Adventist Membership Grows Substantially but Challenges Remain

News October 9, 2017

Seventh-day Adventist membership around the world is growing at an increased rate, said Office of Archives, Statistics, and Research (ASTR) director David Trim, in the opening presentation of the Secretariat’s report. He was the first of several speakers from the world church’s Office of the Secretariat, during the Oct. 8 session of the church’s Executive Committee (EC) in Silver Spring, Maryland, United States.

Trim’s presentation, which highlighted statistical trends, announced that as of Jun. 30, 2017, the Adventist Church had 20,343,814 baptized members around the world. He explained that the increase includes the fact that an auditing process, which attempts to account for members who left the church, has slowed after several years of steady implementation in most regions of the world. Members’ mortality rates are also lower, he said.

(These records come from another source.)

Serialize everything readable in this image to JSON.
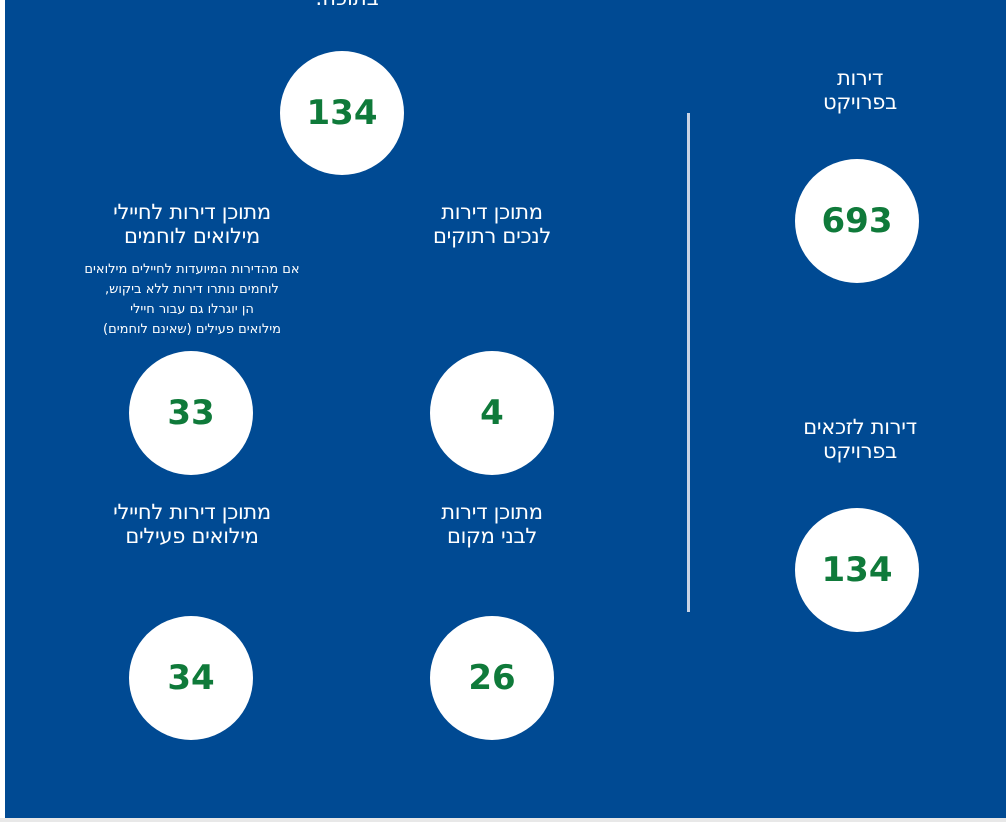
{
  "top_cut_label": "בתוכה:",
  "top_total": "134",
  "right_column": {
    "apartments_label_line1": "דירות",
    "apartments_label_line2": "בפרויקט",
    "apartments_value": "693",
    "eligible_label_line1": "דירות לזכאים",
    "eligible_label_line2": "בפרויקט",
    "eligible_value": "134"
  },
  "grid": {
    "combat_label_line1": "מתוכן דירות לחיילי",
    "combat_label_line2": "מילואים לוחמים",
    "combat_note": [
      "אם מהדירות המיועדות לחיילים מילואים",
      "לוחמים נותרו דירות ללא ביקוש,",
      "הן יוגרלו גם עבור חיילי",
      "מילואים פעילים (שאינם לוחמים)"
    ],
    "combat_value": "33",
    "disabled_label_line1": "מתוכן דירות",
    "disabled_label_line2": "לנכים רתוקים",
    "disabled_value": "4",
    "active_label_line1": "מתוכן דירות לחיילי",
    "active_label_line2": "מילואים פעילים",
    "active_value": "34",
    "locals_label_line1": "מתוכן דירות",
    "locals_label_line2": "לבני מקום",
    "locals_value": "26"
  },
  "colors": {
    "background": "#004a93",
    "number": "#0f7a3a",
    "divider": "#c9d3e4"
  }
}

The membership auditing process, however, must go on, said Trim. “Knowing the real numbers helps us to be good stewards, and assists us in our strategic planning,” he said. Membership auditing “is a vital tool in pastoral ministry.”

Trim also shared with EC members that member loss rate is quite high—39 percent or 2 out of each 5 new members. “Let me remind you that members do not usually leave because of theological differences but because they go through a crisis in life or experience conflict in the church community,” he said. “They might feel unmissed, uncared for, unimportant, and after a few years, they just slip through the cracks.”